La rue est-elle à nous ? A en croire les témoignages de comportements harcelants qui y ont lieu, toujours pas. A en croire la dernière fois où je suis rentrée tard chez moi, non plus.
Minuit, un mercredi. Je suis masquée. Je traverse un passage piéton. L'homme de l'autre côté de la route me voit, ouvre les bras à quelques mètres de moi, et me dit, en souriant : "Ah non ! Toi, je vais pas te laisser passer". Je réponds que si, je l'esquive. Il me suit jusque devant mon immeuble, sur une cinquantaine de mètres, pour me demander "mon numéro". Je dis "non", il insiste. Il finit par repartir dans l'autre direction, lançant un "t'es trop jolie, tu devrais pas être seule" menaçant. Je pensais que mon visage recouvert de moitié ferait office de "barrière", j'ai eu tort.

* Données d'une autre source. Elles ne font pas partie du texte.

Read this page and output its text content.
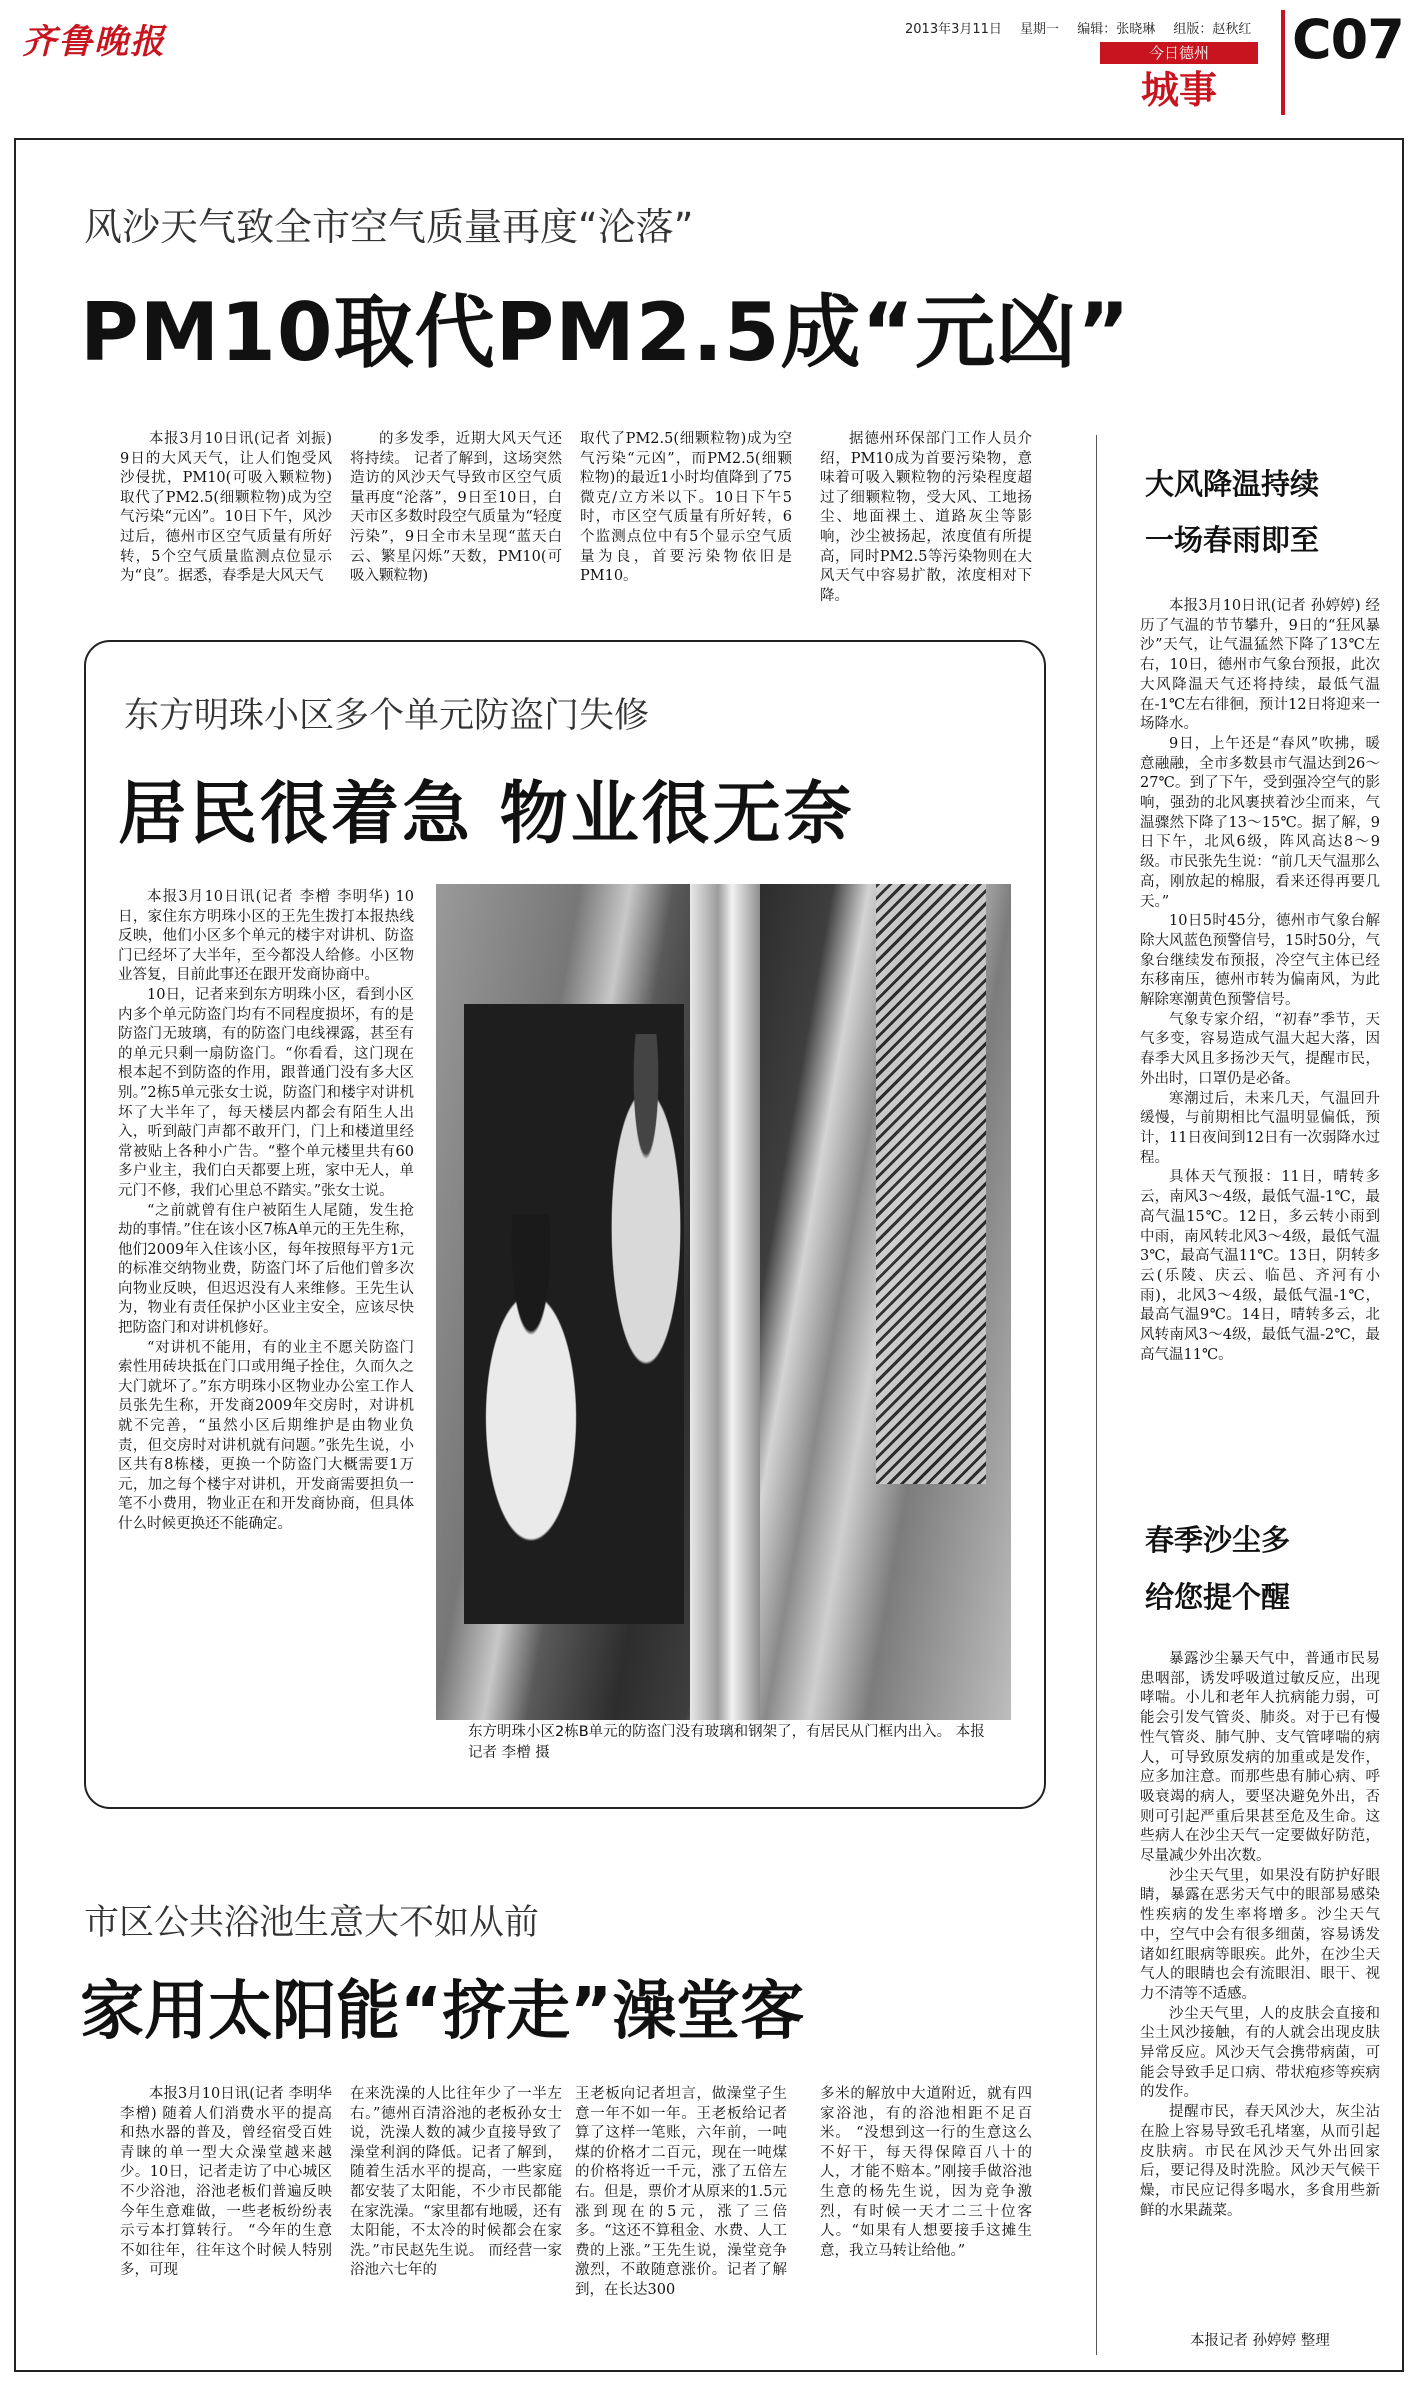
齐鲁晚报	2013年3月11日 星期一 编辑：张晓琳 组版：赵秋红
今日德州
城事
C07
风沙天气致全市空气质量再度“沦落”
PM10取代PM2.5成“元凶”

本报3月10日讯(记者 刘振) 9日的大风天气，让人们饱受风沙侵扰，PM10(可吸入颗粒物)取代了PM2.5(细颗粒物)成为空气污染“元凶”。10日下午，风沙过后，德州市区空气质量有所好转，5个空气质量监测点位显示为“良”。据悉，春季是大风天气

的多发季，近期大风天气还将持续。 记者了解到，这场突然造访的风沙天气导致市区空气质量再度“沦落”，9日至10日，白天市区多数时段空气质量为“轻度污染”，9日全市未呈现“蓝天白云、繁星闪烁”天数，PM10(可吸入颗粒物)

取代了PM2.5(细颗粒物)成为空气污染“元凶”，而PM2.5(细颗粒物)的最近1小时均值降到了75微克/立方米以下。10日下午5时，市区空气质量有所好转，6个监测点位中有5个显示空气质量为良，首要污染物依旧是PM10。

据德州环保部门工作人员介绍，PM10成为首要污染物，意味着可吸入颗粒物的污染程度超过了细颗粒物，受大风、工地扬尘、地面裸土、道路灰尘等影响，沙尘被扬起，浓度值有所提高，同时PM2.5等污染物则在大风天气中容易扩散，浓度相对下降。

东方明珠小区多个单元防盗门失修
居民很着急 物业很无奈

本报3月10日讯(记者 李橧 李明华) 10日，家住东方明珠小区的王先生拨打本报热线反映，他们小区多个单元的楼宇对讲机、防盗门已经坏了大半年，至今都没人给修。小区物业答复，目前此事还在跟开发商协商中。

10日，记者来到东方明珠小区，看到小区内多个单元防盗门均有不同程度损坏，有的是防盗门无玻璃，有的防盗门电线裸露，甚至有的单元只剩一扇防盗门。“你看看，这门现在根本起不到防盗的作用，跟普通门没有多大区别。”2栋5单元张女士说，防盗门和楼宇对讲机坏了大半年了，每天楼层内都会有陌生人出入，听到敲门声都不敢开门，门上和楼道里经常被贴上各种小广告。“整个单元楼里共有60多户业主，我们白天都要上班，家中无人，单元门不修，我们心里总不踏实。”张女士说。

“之前就曾有住户被陌生人尾随，发生抢劫的事情。”住在该小区7栋A单元的王先生称，他们2009年入住该小区，每年按照每平方1元的标准交纳物业费，防盗门坏了后他们曾多次向物业反映，但迟迟没有人来维修。王先生认为，物业有责任保护小区业主安全，应该尽快把防盗门和对讲机修好。

“对讲机不能用，有的业主不愿关防盗门索性用砖块抵在门口或用绳子拴住，久而久之大门就坏了。”东方明珠小区物业办公室工作人员张先生称，开发商2009年交房时，对讲机就不完善，“虽然小区后期维护是由物业负责，但交房时对讲机就有问题。”张先生说，小区共有8栋楼，更换一个防盗门大概需要1万元，加之每个楼宇对讲机，开发商需要担负一笔不小费用，物业正在和开发商协商，但具体什么时候更换还不能确定。

东方明珠小区2栋B单元的防盗门没有玻璃和钢架了，有居民从门框内出入。 本报记者 李橧 摄
市区公共浴池生意大不如从前
家用太阳能“挤走”澡堂客

本报3月10日讯(记者 李明华 李橧) 随着人们消费水平的提高和热水器的普及，曾经宿受百姓青睐的单一型大众澡堂越来越少。10日，记者走访了中心城区不少浴池，浴池老板们普遍反映今年生意难做，一些老板纷纷表示亏本打算转行。 “今年的生意不如往年，往年这个时候人特别多，可现

在来洗澡的人比往年少了一半左右。”德州百清浴池的老板孙女士说，洗澡人数的减少直接导致了澡堂利润的降低。记者了解到，随着生活水平的提高，一些家庭都安装了太阳能，不少市民都能在家洗澡。“家里都有地暖，还有太阳能，不太冷的时候都会在家洗。”市民赵先生说。 而经营一家浴池六七年的

王老板向记者坦言，做澡堂子生意一年不如一年。王老板给记者算了这样一笔账，六年前，一吨煤的价格才二百元，现在一吨煤的价格将近一千元，涨了五倍左右。但是，票价才从原来的1.5元涨到现在的5元，涨了三倍多。“这还不算租金、水费、人工费的上涨。”王先生说，澡堂竞争激烈，不敢随意涨价。记者了解到，在长达300

多米的解放中大道附近，就有四家浴池，有的浴池相距不足百米。 “没想到这一行的生意这么不好干，每天得保障百八十的人，才能不赔本。”刚接手做浴池生意的杨先生说，因为竞争激烈，有时候一天才二三十位客人。“如果有人想要接手这摊生意，我立马转让给他。”

大风降温持续
一场春雨即至

本报3月10日讯(记者 孙婷婷) 经历了气温的节节攀升，9日的“狂风暴沙”天气，让气温猛然下降了13℃左右，10日，德州市气象台预报，此次大风降温天气还将持续，最低气温在-1℃左右徘徊，预计12日将迎来一场降水。

9日，上午还是“春风”吹拂，暖意融融，全市多数县市气温达到26～27℃。到了下午，受到强冷空气的影响，强劲的北风裹挟着沙尘而来，气温骤然下降了13～15℃。据了解，9日下午，北风6级，阵风高达8～9级。市民张先生说：“前几天气温那么高，刚放起的棉服，看来还得再要几天。”

10日5时45分，德州市气象台解除大风蓝色预警信号，15时50分，气象台继续发布预报，冷空气主体已经东移南压，德州市转为偏南风，为此解除寒潮黄色预警信号。

气象专家介绍，“初春”季节，天气多变，容易造成气温大起大落，因春季大风且多扬沙天气，提醒市民，外出时，口罩仍是必备。

寒潮过后，未来几天，气温回升缓慢，与前期相比气温明显偏低，预计，11日夜间到12日有一次弱降水过程。

具体天气预报：11日，晴转多云，南风3～4级，最低气温-1℃，最高气温15℃。12日，多云转小雨到中雨，南风转北风3～4级，最低气温3℃，最高气温11℃。13日，阴转多云(乐陵、庆云、临邑、齐河有小雨)，北风3～4级，最低气温-1℃，最高气温9℃。14日，晴转多云，北风转南风3～4级，最低气温-2℃，最高气温11℃。

春季沙尘多
给您提个醒

暴露沙尘暴天气中，普通市民易患咽部，诱发呼吸道过敏反应，出现哮喘。小儿和老年人抗病能力弱，可能会引发气管炎、肺炎。对于已有慢性气管炎、肺气肿、支气管哮喘的病人，可导致原发病的加重或是发作，应多加注意。而那些患有肺心病、呼吸衰竭的病人，要坚决避免外出，否则可引起严重后果甚至危及生命。这些病人在沙尘天气一定要做好防范，尽量减少外出次数。

沙尘天气里，如果没有防护好眼睛，暴露在恶劣天气中的眼部易感染性疾病的发生率将增多。沙尘天气中，空气中会有很多细菌，容易诱发诸如红眼病等眼疾。此外，在沙尘天气人的眼睛也会有流眼泪、眼干、视力不清等不适感。

沙尘天气里，人的皮肤会直接和尘土风沙接触，有的人就会出现皮肤异常反应。风沙天气会携带病菌，可能会导致手足口病、带状疱疹等疾病的发作。

提醒市民，春天风沙大，灰尘沾在脸上容易导致毛孔堵塞，从而引起皮肤病。市民在风沙天气外出回家后，要记得及时洗脸。风沙天气候干燥，市民应记得多喝水，多食用些新鲜的水果蔬菜。

本报记者 孙婷婷 整理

Si l'on se réfère au Code pénal, est qualifié de harcèlement de rue "le fait d'imposer à une personne tout propos ou comportement à connotation sexuelle ou sexiste qui soit porte atteinte à sa dignité en raison de son caractère dégradant ou humiliant, soit crée à son encontre une situation intimidante, hostile ou offensante". En mars dernier, sur les un an et demi qui ont suivi la promulgation du texte, près de 1300 amendes pour "outrages sexistes" ont été distribuées. Un chiffre qui ne comptabilise que les cas où la police est intervenue, la plupart des altercations, des commentaires rabaissants et des sifflements quotidiens dont sont victimes les femmes restant impunis voire passés sous silence.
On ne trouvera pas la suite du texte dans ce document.